Peu importe, le simple fait de faire de l'art, ça change quelque chose. De nouvelles choses deviennent possibles, grâce aux corps qui se réunissent et créent collectivement. Par exemple : qu'est-ce qui changera pour un petit enfant blanc dans une Amérique ségréguée dans 50 ans lorsqu'il verra un Afro-Américain jouer de la trompette de la manière la plus belle et la plus élaborée qui soit ? Ou quand des drag queens viennent dans les écoles pour raconter des histoires sur la vie et la mort. des histoires aux jeunes enfants? Ou avec un événement de Bruxelles tel que Propagande?

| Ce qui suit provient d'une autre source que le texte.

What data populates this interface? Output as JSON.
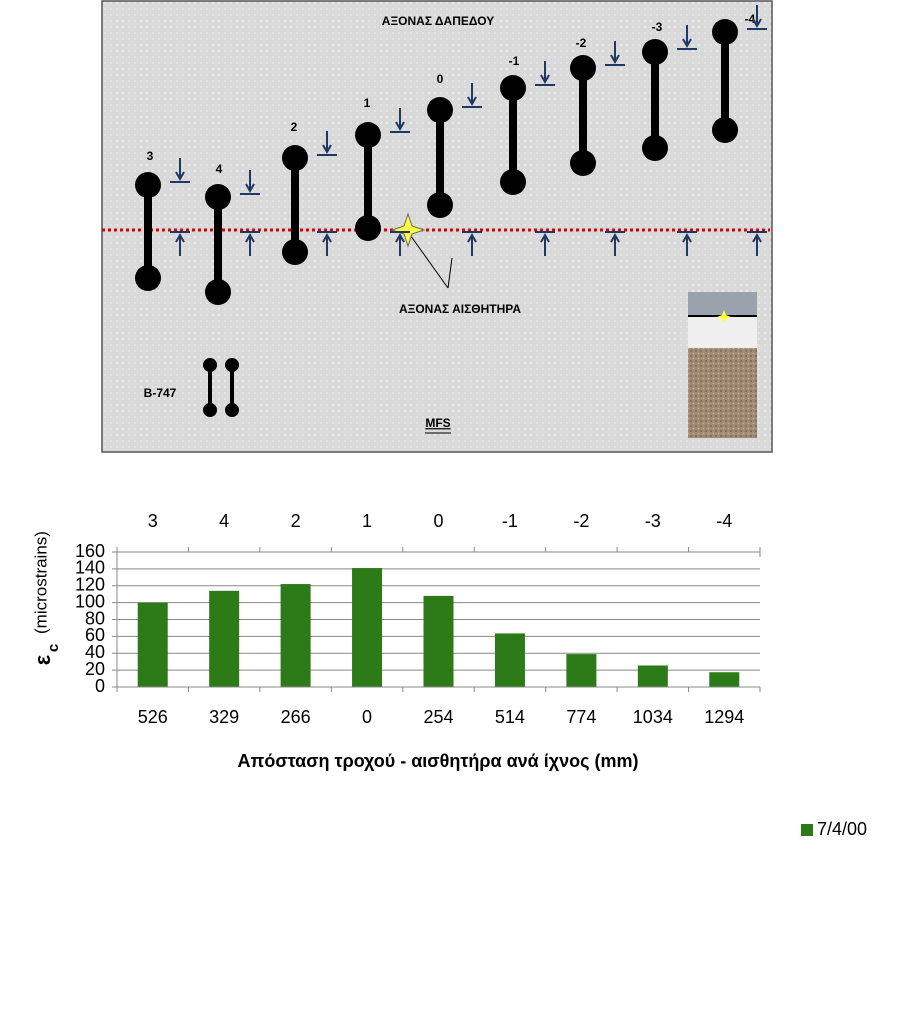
{
  "diagram": {
    "title": "ΑΞΟΝΑΣ ΔΑΠΕΔΟΥ",
    "sensor_label": "ΑΞΟΝΑΣ ΑΙΣΘΗΤΗΡΑ",
    "aircraft": "B-747",
    "caption": "MFS",
    "positions": [
      "3",
      "4",
      "2",
      "1",
      "0",
      "-1",
      "-2",
      "-3",
      "-4"
    ]
  },
  "chart_data": {
    "type": "bar",
    "ylabel_symbol": "ε",
    "ylabel_subscript": "c",
    "ylabel": "(microstrains)",
    "xlabel": "Απόσταση τροχού - αισθητήρα ανά ίχνος (mm)",
    "categories": [
      "526",
      "329",
      "266",
      "0",
      "254",
      "514",
      "774",
      "1034",
      "1294"
    ],
    "top_categories": [
      "3",
      "4",
      "2",
      "1",
      "0",
      "-1",
      "-2",
      "-3",
      "-4"
    ],
    "series": [
      {
        "name": "7/4/00",
        "color": "#2d7a19",
        "values": [
          100,
          114,
          122,
          141,
          108,
          63.5,
          39,
          25.5,
          17.5
        ]
      }
    ],
    "ylim": [
      0,
      160
    ],
    "yticks": [
      0,
      20,
      40,
      60,
      80,
      100,
      120,
      140,
      160
    ],
    "grid": true,
    "legend": "right"
  }
}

Quelles choses deviennent possibles, quels changements deviennent saisissables ?

Il y a une belle pensée du philosophe français, Gilles DeleuzeL'art et la philosophie n'ont pas de "pouvoir". Ils ne sont pas des institutions. Ils ne peuvent pas exercer un contrôle violent comme un appareil d'État (ségrégation, discrimination fondée sur le sexe, limites à l'autonomie corporelle, etc.) La seule chose qu'ils peuvent faire est de s'engager dans des pour-parlers. Une guérilla discursive et créative, en quelque sorte. Et c'est là le formidable potentiel de l'art et de la philosophie. Ils créent des lignes de résistance à partir desquelles de nouvelles métaphores et images sur qui nous sommes et pouvons être, et comment nous existons ensemble sur cette terre, peuvent être pensées.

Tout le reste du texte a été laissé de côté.